An hour later, we were in a sterile, sparse room somewhere inside a military hospital.

   I was a little shocked at the compassion of these soldiers, actually. I had hoped my stunt would cause some confusion and we might be able to escape, but even though they thought I’d set off a bomb laced with a biological weapon in their city—in one of the most volatile regions in the world—they had let me get medical attention.

   There were no Circle members at this hospital, and no one seemed to know who we were. This wasn’t where we were meant to have ended up. We had to get out of here before the confusion cleared.

   This room was nothing but three stone walls and a chain-link gate across the front, with a soldier on guard. I didn’t let myself look down the hall. The last time I’d been in a hospital was in a basement, on my way to the morgue to officially identify my mom’s body. I wondered whether the people who had died today would be brought here—

   I shook myself. How were we going to get out of here? Assuming Jack and Elodie were okay, they had no way to find us.

   They had to be okay.

   I blinked that thought away, too. I hadn’t gotten through the last month by letting things like that in.

   Next to me, Stellan stared straight ahead. His white robe was torn at the collar, his face streaked with dirt and sweat. I thought he’d been quiet while the doctor was checking me for head injuries so as to not draw extra attention to us, but now I noticed that his toes were tapping out a nervous beat on the concrete floor.

   “Are you okay?” I whispered.

   He gave half a nod at the far wall.

   I listened to the restless tap tap tap of his foot and remembered him telling me about waking up in a hospital with most of his family dead and burns across his whole body.

   A shudder went through me. My gaze slid out of our cell, down the hallway, and I felt the tenuous control I’d had on my thoughts since the bomb went off slipping.

   That last hospital I’d been in had had the same anemic hospital light, the same speckled tile and dingy walls, the same sterile, cold smell like metal instruments and cleaning solution. I wondered if Stellan’s had, too. In mine, my mother’s usually smiling eyes had been lifeless, her hair matted with blood. They’d told me I could touch her, but I didn’t. I signed the forms to identify her. They asked me about funerals and autopsies, and I wanted to scream at them that they were vultures, that my mother had died just a few hours earlier. But those words—my mother died—couldn’t have been true, so I couldn’t say them. I don’t know, I said instead. Jack had asked me a couple more times in the past weeks, whenever the morgue called. I don’t know, I said, over and over. I’ll think about it later. I don’t know.

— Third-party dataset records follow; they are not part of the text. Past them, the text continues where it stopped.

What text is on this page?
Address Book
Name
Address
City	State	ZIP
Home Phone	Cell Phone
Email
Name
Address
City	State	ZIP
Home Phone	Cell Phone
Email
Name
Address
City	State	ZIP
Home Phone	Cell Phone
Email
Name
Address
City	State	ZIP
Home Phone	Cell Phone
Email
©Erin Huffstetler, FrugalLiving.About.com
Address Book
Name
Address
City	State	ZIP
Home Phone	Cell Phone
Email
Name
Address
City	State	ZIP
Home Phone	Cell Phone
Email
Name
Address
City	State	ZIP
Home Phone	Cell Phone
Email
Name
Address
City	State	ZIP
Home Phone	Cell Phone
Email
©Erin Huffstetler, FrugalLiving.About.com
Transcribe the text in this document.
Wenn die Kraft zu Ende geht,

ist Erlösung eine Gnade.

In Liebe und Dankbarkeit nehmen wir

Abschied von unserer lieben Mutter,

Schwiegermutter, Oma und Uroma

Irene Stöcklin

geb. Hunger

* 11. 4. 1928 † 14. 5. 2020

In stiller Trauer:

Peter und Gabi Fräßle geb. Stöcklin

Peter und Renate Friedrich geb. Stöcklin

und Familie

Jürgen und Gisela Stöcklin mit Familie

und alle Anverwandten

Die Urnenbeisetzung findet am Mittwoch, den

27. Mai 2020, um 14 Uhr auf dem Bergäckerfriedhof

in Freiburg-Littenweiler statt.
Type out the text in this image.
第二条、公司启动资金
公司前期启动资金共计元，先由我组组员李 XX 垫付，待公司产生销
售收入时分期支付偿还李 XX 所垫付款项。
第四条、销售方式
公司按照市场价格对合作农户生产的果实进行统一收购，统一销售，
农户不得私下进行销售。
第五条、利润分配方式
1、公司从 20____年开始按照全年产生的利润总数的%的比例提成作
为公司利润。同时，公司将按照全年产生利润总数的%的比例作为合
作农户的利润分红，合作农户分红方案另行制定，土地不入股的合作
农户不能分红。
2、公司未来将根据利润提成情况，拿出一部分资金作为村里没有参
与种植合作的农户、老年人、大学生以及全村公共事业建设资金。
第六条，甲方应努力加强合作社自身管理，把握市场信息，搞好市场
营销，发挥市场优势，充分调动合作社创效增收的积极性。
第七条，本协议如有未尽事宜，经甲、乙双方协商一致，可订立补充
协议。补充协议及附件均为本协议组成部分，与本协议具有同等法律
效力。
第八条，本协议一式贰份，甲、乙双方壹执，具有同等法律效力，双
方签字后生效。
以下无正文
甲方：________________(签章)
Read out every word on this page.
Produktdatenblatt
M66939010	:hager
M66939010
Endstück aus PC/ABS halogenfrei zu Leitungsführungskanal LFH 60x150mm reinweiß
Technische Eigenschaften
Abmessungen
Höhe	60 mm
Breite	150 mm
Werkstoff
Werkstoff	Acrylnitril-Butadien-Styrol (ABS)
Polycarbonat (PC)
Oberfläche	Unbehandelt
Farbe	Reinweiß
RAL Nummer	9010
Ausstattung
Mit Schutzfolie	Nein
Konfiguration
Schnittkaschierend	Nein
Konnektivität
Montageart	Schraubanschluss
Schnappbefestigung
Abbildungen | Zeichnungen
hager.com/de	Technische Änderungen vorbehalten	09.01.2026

   Stellan’s foot was still tapping. Now, so was mine.

   The next time I had to identify a body—how had it become my life that I could say a phrase like that?—the next time, it could be Jack’s or Elodie’s.

   Tap tap tap tap went our feet. Stop it, I told myself. We had to make a plan. We had to—Images flashed like a jerky movie reel in my brain: Jack glancing back as he and Elodie pushed Circle members out of the ceremony chamber. The dead girl, and her friend screaming her name. Elena!

   When I started to lose control in the middle of the night, I got up and punched things. That wasn’t going to happen now. The only possible distraction in here was sitting right next to me, and he wasn’t doing so great himself.

   One of my legs was cuffed to my rolling chair, but the other was free. I very quietly rolled my chair close enough to reach out and touch Stellan’s foot with mine.

   He stiffened. “No one’s watching. We don’t have to pretend in here.”